On October 2, regional capital Stepanakert comes under heavy shelling. Armenia expresses readiness to work with international mediators to reach a ceasefire with Azerbaijan. On October 4, fighting intensifies, with Stepanakert and Ganja in western Azerbaijan under fire.
Read more: Azerbaijan captures Karabakh town of Shusha
On October 6, Armenia’s Pashinyan says Turkey’s encouragement of Azerbaijan is to blame for the outbreak of fighting and is confident of Russian support.
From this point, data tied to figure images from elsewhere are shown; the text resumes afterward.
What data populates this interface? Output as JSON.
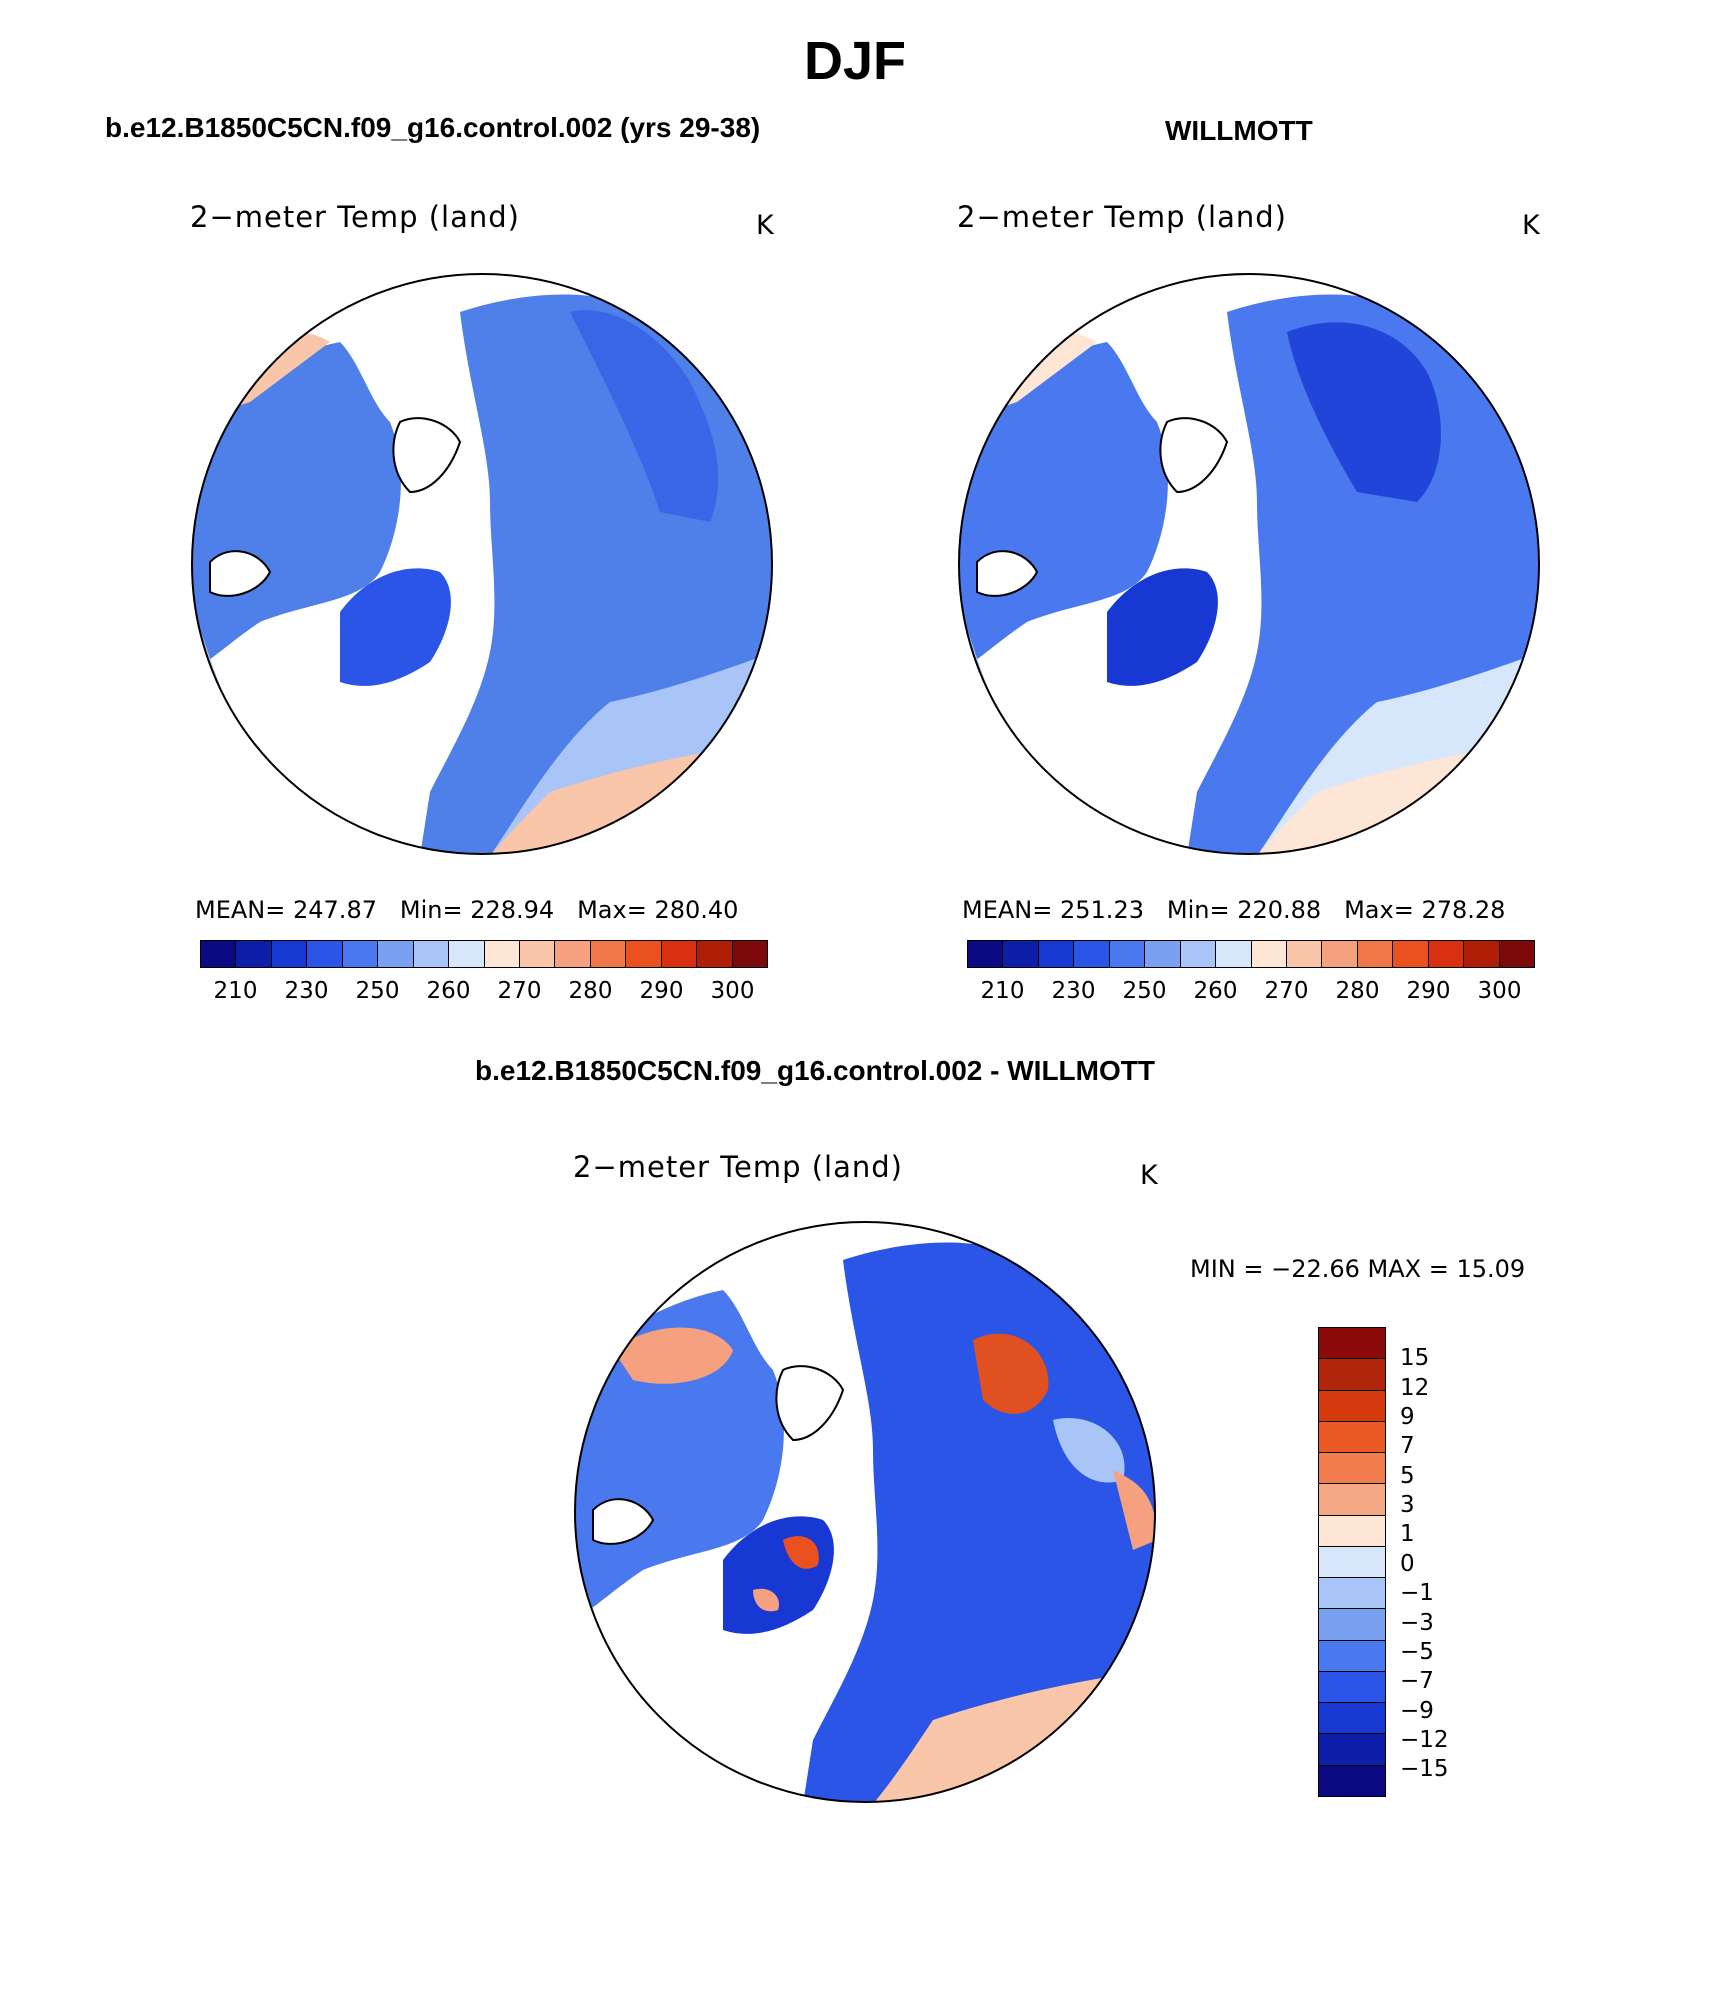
{
  "figure": {
    "main_title": "DJF",
    "left_case": "b.e12.B1850C5CN.f09_g16.control.002 (yrs 29-38)",
    "right_case": "WILLMOTT",
    "diff_title": "b.e12.B1850C5CN.f09_g16.control.002 - WILLMOTT"
  },
  "panels": {
    "left": {
      "plot_title": "2−meter Temp (land)",
      "units": "K",
      "mean_label": "MEAN=",
      "mean": "247.87",
      "min_label": "Min=",
      "min": "228.94",
      "max_label": "Max=",
      "max": "280.40"
    },
    "right": {
      "plot_title": "2−meter Temp (land)",
      "units": "K",
      "mean_label": "MEAN=",
      "mean": "251.23",
      "min_label": "Min=",
      "min": "220.88",
      "max_label": "Max=",
      "max": "278.28"
    },
    "diff": {
      "plot_title": "2−meter Temp (land)",
      "units": "K",
      "minmax_text": "MIN  =  −22.66  MAX  =     15.09"
    }
  },
  "colorbars": {
    "abs_colors": [
      "#0a0a82",
      "#0d1fa8",
      "#1738d2",
      "#2a55e6",
      "#4a78ee",
      "#7aa0f2",
      "#a9c4f6",
      "#d6e6fb",
      "#fde6d6",
      "#fac6aa",
      "#f5a07e",
      "#f07848",
      "#ea5020",
      "#d83010",
      "#b01e08",
      "#7d0a0a"
    ],
    "abs_tick_labels": [
      "210",
      "230",
      "250",
      "260",
      "270",
      "280",
      "290",
      "300"
    ],
    "diff_colors": [
      "#8b0a0a",
      "#b0260c",
      "#d43a0e",
      "#ea5826",
      "#f27c4e",
      "#f5a886",
      "#fde6d6",
      "#d6e6fb",
      "#a9c4f6",
      "#7aa0f2",
      "#4a78ee",
      "#2a55e6",
      "#1738d2",
      "#0d1fa8",
      "#0a0a82"
    ],
    "diff_tick_labels": [
      "15",
      "12",
      "9",
      "7",
      "5",
      "3",
      "1",
      "0",
      "−1",
      "−3",
      "−5",
      "−7",
      "−9",
      "−12",
      "−15"
    ]
  }
}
The following day, separatist authorities say half of the enclave’s 140,000 inhabitants have been displaced. On October 8, the Ghazanchetsots (Holy Saviour) Cathedral, an iconic site for the Armenian Apostolic Church in Karabakh, is bombed.
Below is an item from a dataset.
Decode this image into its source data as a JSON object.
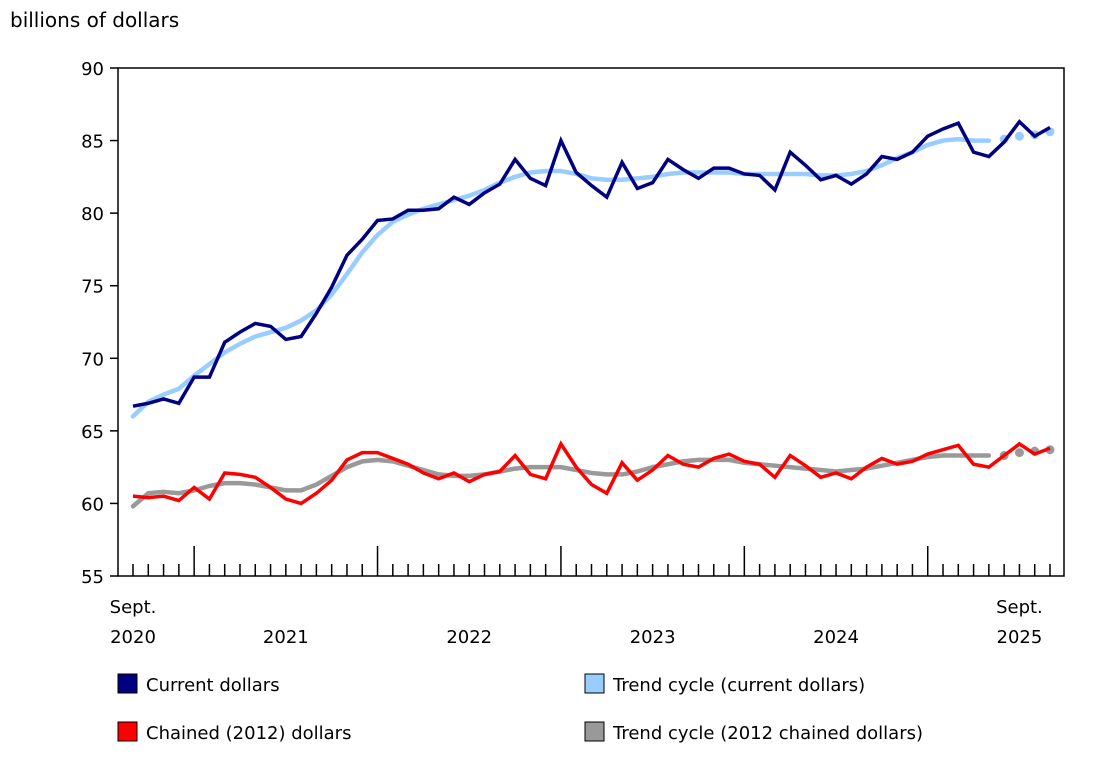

On October 10, after Russia-mediated talks, Armenia and Azerbaijan announce a ceasefire, but it is broken as soon as it takes effect, both sides blaming each other.
On October 14, the Azerbaijan army says it hit missile launch sites in Armenia. Yerevan says it “reserves” the right to hit any infrastructure or military site anywhere in Azerbaijan.
Turkey’s president denies any pro-Turkish Syrian forces are engaged in the conflict. On October 15, Stepanakert suffers fresh bombardment.
Azerbaijan promises to avenge the death of 13 civilians, including children, who were killed by an Armenian missile strike on Ganja city pic.twitter.com/lXtZsYlSyi
— TRT World (@trtworld) October 17, 2020
Two days later, Azerbaijan vows to avenge the deaths of 13 civilians in an overnight missile strike on Ganja. Armenian separatists justify their riposte by accusing Baku of targeting civilian infrastructure.
Nearly 5,000 dead: Putin
On October 18 a new humanitarian truce is immediately breached. Armenia and Azerbaijan again blame each other. After the UN Security Council calls for respect of a ceasefire, Armenia’s prime minister on October 21 rules out a diplomatic solution.
The following day Putin says the death toll in more than three weeks of fighting is “nearing 5,000”. The officially confirmed number of fatalities remains below one thousand. On October 26, a third ceasefire collapses and Armenia and Azerbaijan trade accusations of violating it within minutes of it coming into force.
Read more: Russian President Putin warns Karabakh deaths soaring as diplomats scramble
Armenia asks Moscow for help
On October 31, the Armenian Prime Minister asks Putin to start “urgent” consultations on the assistance Russia could provide.
Moscow declares its readiness to provide the “necessary” assistance to Armenia if the fighting spreads into Armenian territory. Baku says it has no intention of launching a military attack on Armenia.
Possible ‘war crimes’
On November 2, the UN High Commissioner for Human Rights Michelle Bachelet raises the possibility that war crimes have been committed due to “indiscriminate” attacks against civilian populations.
Read more: UN rights chief warns of possible ‘war crimes’ in Karabakh conflict
Azerbaijan claims to have taken Shusha
On November 8, Azerbaijan claims its troops have captured the key town of Shusha in Nagorno-Karabakh, in what, if confirmed, would be a major victory. Armenia denies it, but admits that fighting there is ongoing.